Encouraging your new customers to take small, manageable steps with your product means they will try it, use it, and come to love it. The customers that build a habit of using your product will be the customers that stick around.
Onboarding emails are the key to getting your customers to the Aha! moment and moving them successfully through the journey of discovery with your product.
If you get your onboarding emails right, it opens the window of opportunity for you to build patterns of use in your customers that will lead to long term retention. In turn, this means increased growth and predictable revenue for your company.
Retention Emails
The humble retention email is often overlooked in SaaS marketing. Many companies are so focused on acquisition, they forget that once their customers have moved to paid they will still need some love to keep them engaged and prevent them from switching to a competitor. What’s the point of securing a new customer if you can’t get them to stick around?

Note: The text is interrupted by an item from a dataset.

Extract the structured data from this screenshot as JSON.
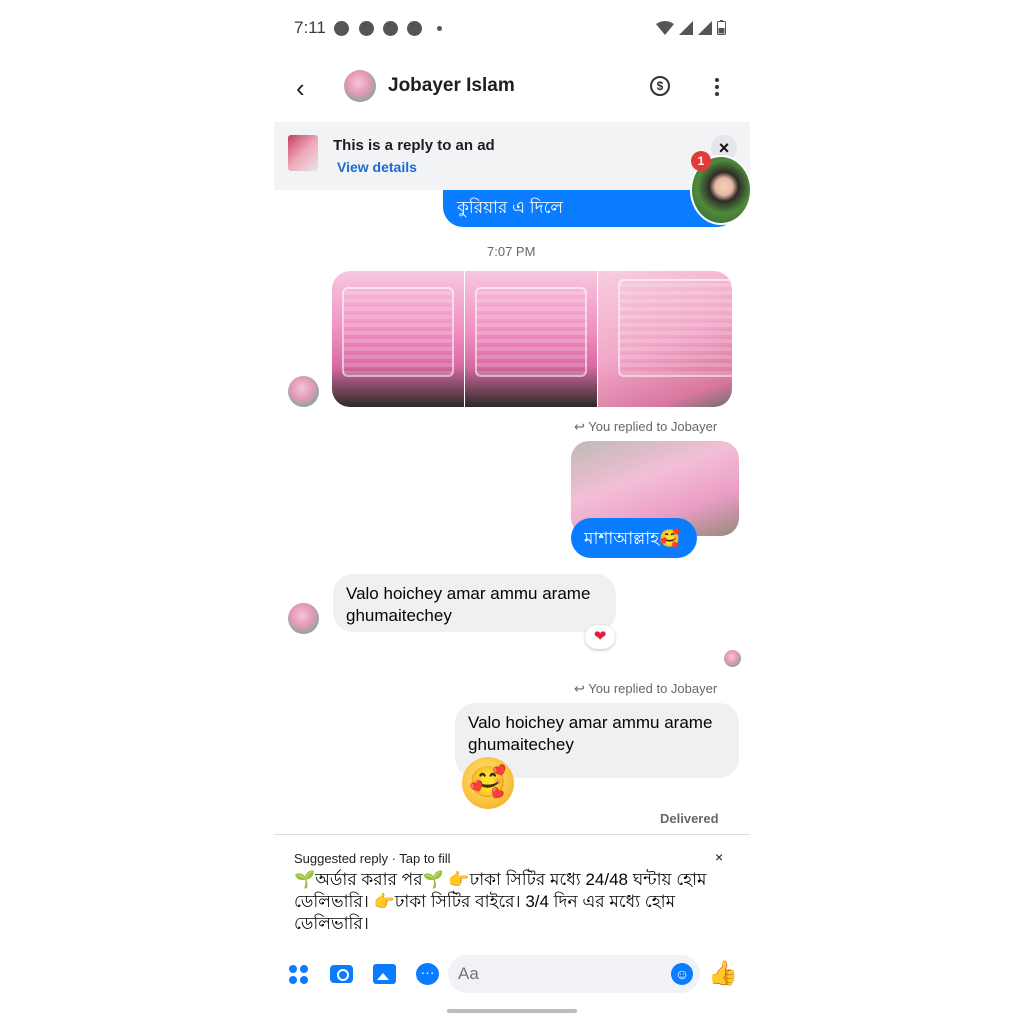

Retaining your existing subscribers should be a top priority for your company. These emails can take many forms, including:
Abandoned cart emails
Customer education emails
Promotional offers
Consumer Research Surveys
Expiring trial emails
Dunning emails
New feature announcements
If fewer customers cancel while you continue to sign up and engage new leads, it’s simple math that your business will have a faster growth rate.
Reactivation Emails
Between onboarding and retention there is somewhat of a wasteland. It’s here that your zombie customers dwell. Roaming the dark corners of your database, these are the subscribers that were initially excited about your product but lost interest over time.
It’s these “forgotten” customers that either get bundled up for mass mailouts or never spoken to again.
By sending the right message, at the right time, with the right call to action, many of these zombie customers can be reanimated. With the cost of acquiring new customers being five times higher than retaining existing customers, reactivation emails can be a cost-effective way to increase your monthly revenue.
Inactive customers are typically people who:
Signed up, but for some reason never started using the product
Converted to paid for a short time and then left
Once you’ve identified what your inactive customers look like, you can create a segment to enable you to target them with specific reactivation emails.
These emails work especially well for people that have already been through the onboarding/paid phase with you, as the important groundwork has already been done. For this type of customer, framing your retention or up-sell emails to appeal to your zombie customers can help capture their attention and get them to engage with you again.
For example, they might have drifted away because your features weren’t right for them at the time. Your business may have expanded since they last engaged with you, and you’re now able to offer them what they were looking for in the first place. A specialized offer might be all it takes to get them back on board.
You can also reach out to inactive customers with a survey or some open-ended questions about why they decided to stop using your product. Even a quick call can help reconnect with these customers, and they may be able to share valuable insights about the parts of your product or processes that need improvement.
Reactivation questions could include:
What was going on in your life at the time you signed up for our product?
In the course of using your account, what happened that made you realize our product wasn’t the right fit for you?
What’s the #1 thing you wish you were able to do with our product that you ultimately weren’t able to do?
Even if they don’t end up coming back, these customer answers will give you some solid ideas on how to improve your onboarding and retention strategies for current and future subscribers.
One of the greatest assets you can create for your SaaS business is an email strategy that covers every stage of your customer’s journey. With strategic planning and a solid customer focus, you can plan emails for successful onboarding, long-term retention, and reactivation of your forgotten subscribers.